To complement our de novo classification approach, which predicts if a sample fits into the two main autism measurements under investigation (mild and severe), we utilized a novel pipeline for the identification of genes which characterize the IQ, verbal, memory and attention measurements based on current scientific knowledge. This pipeline consists of several distinct steps:

Creating a subgroup of the variants in each of our samples which exhibit homozygosity to the alternate allele of our reference.

From the previous subgroup discarding any variant which isn’t flagged simultaneously in the SIFT [29] (database as “deleterious” or “deleterious_low_confidence” and in the Polyphen [28] database as “possibly_damaging” or “probably_damaging”. The remaining genes were deemed “important” (IGs).

Keeping only the above variants for each sample, divide the samples into sub-phenotype groups based on our original phenotypical assessment measurements.

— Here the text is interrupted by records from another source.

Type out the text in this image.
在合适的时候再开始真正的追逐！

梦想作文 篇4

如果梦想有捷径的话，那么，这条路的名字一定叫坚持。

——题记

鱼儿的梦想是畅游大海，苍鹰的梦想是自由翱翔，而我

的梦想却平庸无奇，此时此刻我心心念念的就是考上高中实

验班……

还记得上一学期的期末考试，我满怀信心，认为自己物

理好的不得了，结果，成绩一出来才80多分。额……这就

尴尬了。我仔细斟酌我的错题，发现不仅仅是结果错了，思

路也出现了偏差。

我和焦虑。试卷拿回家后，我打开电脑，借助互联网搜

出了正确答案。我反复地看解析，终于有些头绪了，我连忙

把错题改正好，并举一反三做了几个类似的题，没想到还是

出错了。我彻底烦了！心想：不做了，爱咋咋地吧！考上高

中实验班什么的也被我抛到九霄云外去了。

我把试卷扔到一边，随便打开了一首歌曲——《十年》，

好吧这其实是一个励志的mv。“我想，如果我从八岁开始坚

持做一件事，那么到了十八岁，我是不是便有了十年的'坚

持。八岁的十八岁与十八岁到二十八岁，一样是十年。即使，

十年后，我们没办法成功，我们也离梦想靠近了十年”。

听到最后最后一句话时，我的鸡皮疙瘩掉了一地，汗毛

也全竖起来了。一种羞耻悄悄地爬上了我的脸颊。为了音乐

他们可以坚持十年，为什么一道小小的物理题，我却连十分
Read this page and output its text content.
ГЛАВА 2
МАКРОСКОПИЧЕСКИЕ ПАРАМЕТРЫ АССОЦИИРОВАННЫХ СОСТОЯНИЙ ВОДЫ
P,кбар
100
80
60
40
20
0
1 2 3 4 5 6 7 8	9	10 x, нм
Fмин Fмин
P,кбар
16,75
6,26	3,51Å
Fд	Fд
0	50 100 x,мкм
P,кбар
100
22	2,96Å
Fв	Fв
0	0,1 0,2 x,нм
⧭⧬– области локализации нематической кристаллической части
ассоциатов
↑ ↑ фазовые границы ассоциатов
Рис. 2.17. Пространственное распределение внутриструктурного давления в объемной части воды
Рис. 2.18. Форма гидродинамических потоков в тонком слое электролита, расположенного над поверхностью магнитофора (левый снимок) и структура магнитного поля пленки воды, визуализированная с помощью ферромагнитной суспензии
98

Running all samples of a sub-phenotypical group through R’s SuperExactTest [42] package to identify genes common among at least n-2 samples (where n is the total number of samples in each category).

Finally, comparing the genes in each sample grouping via VENNY [43] to identify genes which characterize a group but also genes which are common among them and describe a more generic autism genetic signature. This approach is visualized in Fig. 2.

Validation gene dataset

To validate our results versus genes that are already known in literature in connection to autism, we created a gene dataset by extracting all autism-related genes from 5 databases (AutismKB [44], SFARI [45], HuVarBase [46], DisGeNET [47] and OpenTargets [48]), on which, using Venn Diagrams, we superimposed the results of our 2 approaches. This also allowed to identify genes that were found de novo as being implicated in autism by our study.

Functional analysis

To better understand the pathways and mechanisms involved in Severe-Mild autism classification and sub-phenotyping, we performed a variety of functional analyses on our gene data from both approaches. REACTOME [49] was used for the first pass identifying genes involved in various pathways. The genes not found in REACTOME were manually researched in literature and other sources like GeneCards [50], STRING [51], Uniprot [52], Mammalian phenotype Ontology [53] and Gene Ontology [54] for their functional associations.

Results

Results of the performance of the two groups according to our clinical measures on the experimental tasks are presented in Table 3 as well as between group comparisons. For the different tasks (all except picture comprehension), non-parametric tests (Mann–Whitney test) were conducted to compare performances of ASD_MH and ASD_L groups.